En el año 2000, ser una niña a la que te encanta el fútbol no era todavía habitual ni estaba bien visto por muchos. Contaba entonces apenas con siete años y un buen día sufrí el primero de varios episodios de lo que hoy se definiría como bullying. Lo recuerdo como si hubiese sucedido ayer: aquella mañana mi mejor amigo, Pablo, no acudió a la escuela y en el tiempo de recreo me sumé al grupo de niños que, con una vieja pelota de cuero, se dividían en dos equipos para echar un partido rápido.
Un viento gélido, propio del mes de enero, acompañado de unas nubes negras y densas, dominaba el cielo cuando Miguel Ángel, uno de los compañeros más rudos de mi curso, se adelantó, mirándome fijamente:
—¡Tú hoy no juegas!
—¿Por qué? —inquirí sorprendida.
—Porque hoy jugamos un partido solo de chicos —me respondió con suficiencia y el desprecio clavado en su rostro.
—Pe-pero…
Sin concederme opción de réplica, aquel chiquillo de 1,30 m. y de complexión fuerte (sacaba una cabeza al siguiente niño más alto) se giró hacia los demás dando comienzo al juego. No podía soportar lo que consideraba una injusticia, así que fui a quejarme al señor López, profesor de Educación Física, quien, más por compromiso que por convicción, los obligó a incluirme.
—Entonces… ¡juegas de portera! —me ordenó.
Lo que sucedió después me marcaría para siempre. Durante los minutos siguientes no importaron los pases, los goles ni las celebraciones: la única pretensión de Miguel Ángel y su séquito aborregado fue estrellar el balón contra mi cuerpo con toda la fuerza que les permitía imprimir sus impúberes cuerpos.
Los moretones en las piernas y en el torso fueron el menor de los golpes que encajé aquel día y en lo sucesivo. No volví a jugar un partido de fútbol, ni en el colegio ni en ningún otro lugar, pero nunca dejé de entrenar y menos aún de amar este maravilloso deporte.
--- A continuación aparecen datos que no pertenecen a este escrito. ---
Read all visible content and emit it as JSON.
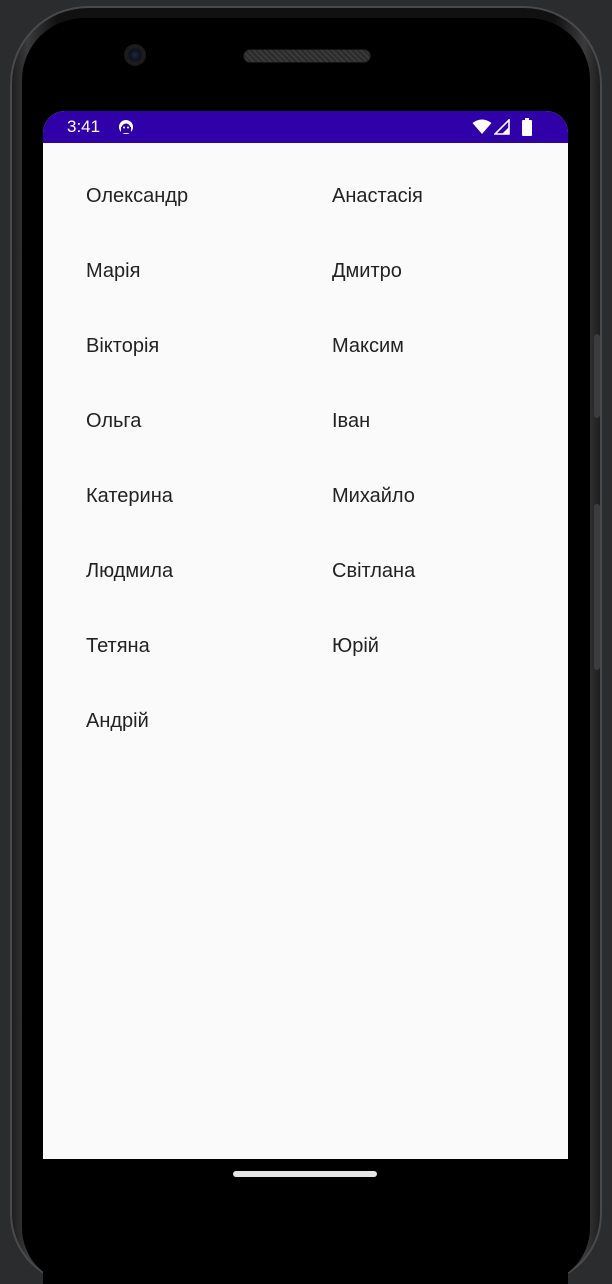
{
  "status_bar": {
    "time": "3:41",
    "app_icon": "android-debug-icon",
    "icons": [
      "wifi-icon",
      "cellular-signal-icon",
      "battery-icon"
    ],
    "background_color": "#3000a8"
  },
  "names": {
    "left_column": [
      "Олександр",
      "Марія",
      "Вікторія",
      "Ольга",
      "Катерина",
      "Людмила",
      "Тетяна",
      "Андрій"
    ],
    "right_column": [
      "Анастасія",
      "Дмитро",
      "Максим",
      "Іван",
      "Михайло",
      "Світлана",
      "Юрій"
    ]
  },
  "colors": {
    "screen_background": "#fafafa",
    "text": "#222222"
  }
}
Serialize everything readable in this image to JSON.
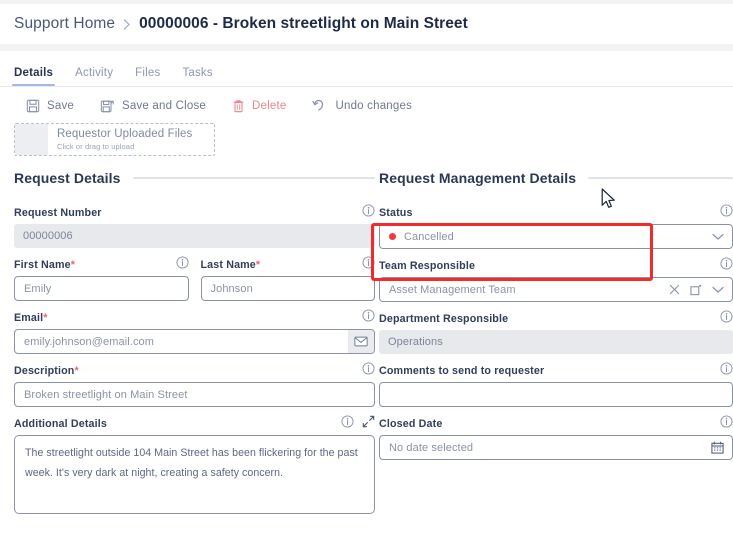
{
  "breadcrumb": {
    "home_label": "Support Home",
    "separator": "›",
    "current_label": "00000006 - Broken streetlight on Main Street"
  },
  "tabs": [
    {
      "label": "Details",
      "active": true
    },
    {
      "label": "Activity",
      "active": false
    },
    {
      "label": "Files",
      "active": false
    },
    {
      "label": "Tasks",
      "active": false
    }
  ],
  "toolbar": {
    "save_label": "Save",
    "save_close_label": "Save and Close",
    "delete_label": "Delete",
    "undo_label": "Undo changes",
    "delete_color": "#e8858a"
  },
  "upload": {
    "title": "Requestor Uploaded Files",
    "subtitle": "Click or drag to upload"
  },
  "left_section": {
    "title": "Request Details",
    "request_number": {
      "label": "Request Number",
      "value": "00000006",
      "readonly": true
    },
    "first_name": {
      "label": "First Name",
      "required": "*",
      "value": "Emily"
    },
    "last_name": {
      "label": "Last Name",
      "required": "*",
      "value": "Johnson"
    },
    "email": {
      "label": "Email",
      "required": "*",
      "value": "emily.johnson@email.com"
    },
    "description": {
      "label": "Description",
      "required": "*",
      "value": "Broken streetlight on Main Street"
    },
    "additional_details": {
      "label": "Additional Details",
      "value": "The streetlight outside 104 Main Street has been flickering for the past week. It's very dark at night, creating a safety concern."
    }
  },
  "right_section": {
    "title": "Request Management Details",
    "status": {
      "label": "Status",
      "value": "Cancelled",
      "dot_color": "#ef3b3b",
      "highlighted": true,
      "highlight_color": "#f42a2a"
    },
    "team_responsible": {
      "label": "Team Responsible",
      "value": "Asset Management Team"
    },
    "department_responsible": {
      "label": "Department Responsible",
      "value": "Operations",
      "readonly": true
    },
    "comments": {
      "label": "Comments to send to requester",
      "value": "",
      "placeholder": ""
    },
    "closed_date": {
      "label": "Closed Date",
      "placeholder": "No date selected",
      "value": ""
    }
  }
}
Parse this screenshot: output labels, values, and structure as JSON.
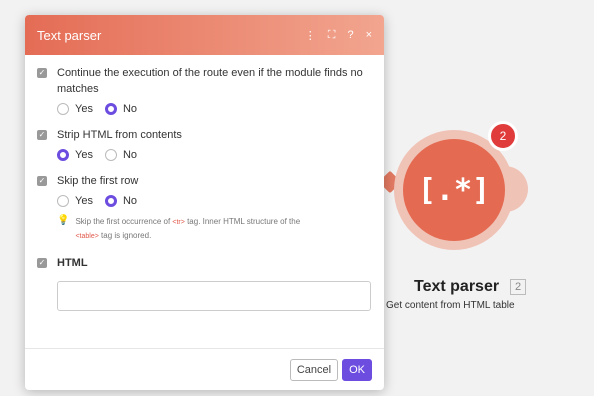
{
  "dialog": {
    "title": "Text parser",
    "header_icons": [
      "⋮",
      "⛶",
      "?",
      "×"
    ],
    "continue_label": "Continue the execution of the route even if the module finds no matches",
    "continue_yes": "Yes",
    "continue_no": "No",
    "strip_label": "Strip HTML from contents",
    "strip_yes": "Yes",
    "strip_no": "No",
    "skip_label": "Skip the first row",
    "skip_yes": "Yes",
    "skip_no": "No",
    "hint": {
      "part1": "Skip the first occurrence of ",
      "tr_tag": "<tr>",
      "part2": " tag. Inner HTML structure of the",
      "table_tag": "<table>",
      "part3": " tag is ignored."
    },
    "html_label": "HTML",
    "html_value": "",
    "cancel_label": "Cancel",
    "ok_label": "OK"
  },
  "module": {
    "glyph": "[.*]",
    "badge": "2",
    "title": "Text parser",
    "id": "2",
    "subtitle": "Get content from HTML table"
  },
  "colors": {
    "accent": "#e46a52",
    "primary_button": "#6c4de0",
    "badge": "#e03c3c"
  }
}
A los quince años me colegié y comencé arbitrando campeonatos infantiles. Por caprichos del destino algunos años después coincidí de nuevo con Miguel Ángel, al que había perdido la pista por completo, cuando le dirigí un encuentro en Tercera División. Fui la primera chica de mi Federación territorial en arbitrar, como principal, un partido de categoría nacional masculina. Tardó en reconocerme: creo que solo lo supo cuando padeció mi autoridad y determinación al anularle el gol, tras un clarísimo fuera de juego, que habría supuesto la victoria para su equipo. A pesar de la ira que destilaba, enmudeció y agachó la cerviz, dándose la vuelta. No me estrechó la mano al finalizar la contienda.
Los focos inundan cada centímetro del horizonte hasta donde me alcanza la vista cuando me sitúo entre los dos equipos, encabezando la salida del túnel de vestuarios. Ha llegado el gran día. Mañana todos los diarios deportivos, y probablemente no deportivos, titularán que Almudena Martínez de la Nubla se ha convertido en la primera mujer árbitra principal en una final de la Liga de Campeones.